Luca Campogrande

No. 12 – Pistoia Basket 2000
- Position: Shooting guard
- League: Serie A2

Personal information
- Born: 30 April 1996 (age 29) Rome, Italy
- Nationality: Italian
- Listed height: 1.98 m (6 ft 6 in)
- Listed weight: 90 kg (198 lb)

Career information
- Playing career: 2013–present

Career history
- 2013–2015: Sam Basket Roma
- 2015–2017: Fortitudo Bologna
- 2017–2018: Basket Montegranaro
- 2018–2019: Sidigas Avellino
- 2019–2020: New Basket Brindisi
- 2020: Virtus Roma
- 2020–2021: Reyer Venezia
- 2021–2025: Pallacanestro Trieste
- 2025–present: Pistoia Basket 2000

Career highlights
- LNP Supercup champion (2016);

= Luca Campogrande =

Italian basketball player (born 1996)

Luca Campogrande (born 30 April 1996) is an Italian basketball player for Pistoia Basket 2000 of the Italian Serie A2. He is a 6 ft 6 in (1.98 m) shooting guard.

==Professional career==
Luca Campogrande grew up in the youth sector of Sam Basket Roma, where he achieved the title of Italian U-19 Elite champion in 2015. The following year he went to Fortitudo Bologna, for the first time he played in Serie A2 League, where he signed a two-year deal.
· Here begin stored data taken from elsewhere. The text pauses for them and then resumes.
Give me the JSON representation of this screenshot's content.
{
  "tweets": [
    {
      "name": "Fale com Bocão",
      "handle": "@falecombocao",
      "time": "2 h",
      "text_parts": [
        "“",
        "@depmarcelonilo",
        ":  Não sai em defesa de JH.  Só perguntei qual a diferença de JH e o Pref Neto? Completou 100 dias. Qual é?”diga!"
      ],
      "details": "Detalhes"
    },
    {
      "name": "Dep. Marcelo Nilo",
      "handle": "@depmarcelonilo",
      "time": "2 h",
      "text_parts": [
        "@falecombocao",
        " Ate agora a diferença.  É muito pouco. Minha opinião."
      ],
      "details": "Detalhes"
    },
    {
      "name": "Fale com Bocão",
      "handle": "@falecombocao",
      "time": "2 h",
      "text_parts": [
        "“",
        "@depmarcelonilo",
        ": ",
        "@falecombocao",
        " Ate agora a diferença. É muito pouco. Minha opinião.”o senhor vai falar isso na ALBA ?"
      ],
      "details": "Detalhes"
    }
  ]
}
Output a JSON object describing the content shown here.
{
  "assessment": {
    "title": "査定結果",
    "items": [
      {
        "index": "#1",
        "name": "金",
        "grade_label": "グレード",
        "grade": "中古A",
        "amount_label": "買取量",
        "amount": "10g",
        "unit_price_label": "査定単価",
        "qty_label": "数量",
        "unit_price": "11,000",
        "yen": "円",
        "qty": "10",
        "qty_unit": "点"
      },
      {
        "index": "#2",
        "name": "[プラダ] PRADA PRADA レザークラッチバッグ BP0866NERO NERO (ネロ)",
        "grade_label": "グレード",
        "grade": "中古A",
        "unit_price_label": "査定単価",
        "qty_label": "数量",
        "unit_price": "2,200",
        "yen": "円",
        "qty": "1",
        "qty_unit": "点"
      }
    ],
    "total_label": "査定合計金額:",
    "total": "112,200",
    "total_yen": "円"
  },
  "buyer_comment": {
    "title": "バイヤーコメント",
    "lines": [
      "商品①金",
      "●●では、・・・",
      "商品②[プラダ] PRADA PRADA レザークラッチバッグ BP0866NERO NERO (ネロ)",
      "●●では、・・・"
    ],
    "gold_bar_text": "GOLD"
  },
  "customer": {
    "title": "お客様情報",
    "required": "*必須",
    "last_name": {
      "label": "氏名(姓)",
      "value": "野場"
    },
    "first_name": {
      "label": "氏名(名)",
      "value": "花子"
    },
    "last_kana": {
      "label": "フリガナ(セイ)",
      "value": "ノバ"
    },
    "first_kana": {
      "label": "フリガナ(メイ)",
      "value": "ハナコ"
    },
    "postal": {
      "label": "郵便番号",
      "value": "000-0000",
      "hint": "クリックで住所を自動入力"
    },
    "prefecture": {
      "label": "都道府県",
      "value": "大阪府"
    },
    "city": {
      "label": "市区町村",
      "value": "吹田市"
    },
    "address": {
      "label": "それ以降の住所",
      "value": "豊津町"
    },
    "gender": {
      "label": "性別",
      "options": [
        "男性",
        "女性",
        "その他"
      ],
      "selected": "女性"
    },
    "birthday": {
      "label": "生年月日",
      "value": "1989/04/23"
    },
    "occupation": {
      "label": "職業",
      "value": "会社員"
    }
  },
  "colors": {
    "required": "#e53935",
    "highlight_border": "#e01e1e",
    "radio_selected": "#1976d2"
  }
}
On 11 July 2017 he went to Ponderosa Montegranaro.

On 6 July 2018 Campogrande signed a deal with LBA club Sidigas Avellino.

On 27 July 2019 he signed with New Basket Brindisi of the Italian Lega Basket Serie A (LBA).

On 6 August 2020 he was the first who signed for Virtus Roma for the 2020–21 season.

After Virtus Roma's withdrawal from the Serie A due to financial problems, Campogrande, like all the Roma players, was made free agent. After that he first joined Reyer Venezia for trainings and soon after, on 18 December, he was signed until the end of the season.

On 26 June 2021 Campogrande signed a 1+1 contract with Pallacanestro Trieste.

On 25 July 2023, Campogrande signed a one-year contract with Pallacanestro Trieste.

On July 17, 2025, he signed with Pistoia Basket 2000 of the Italian Serie A2.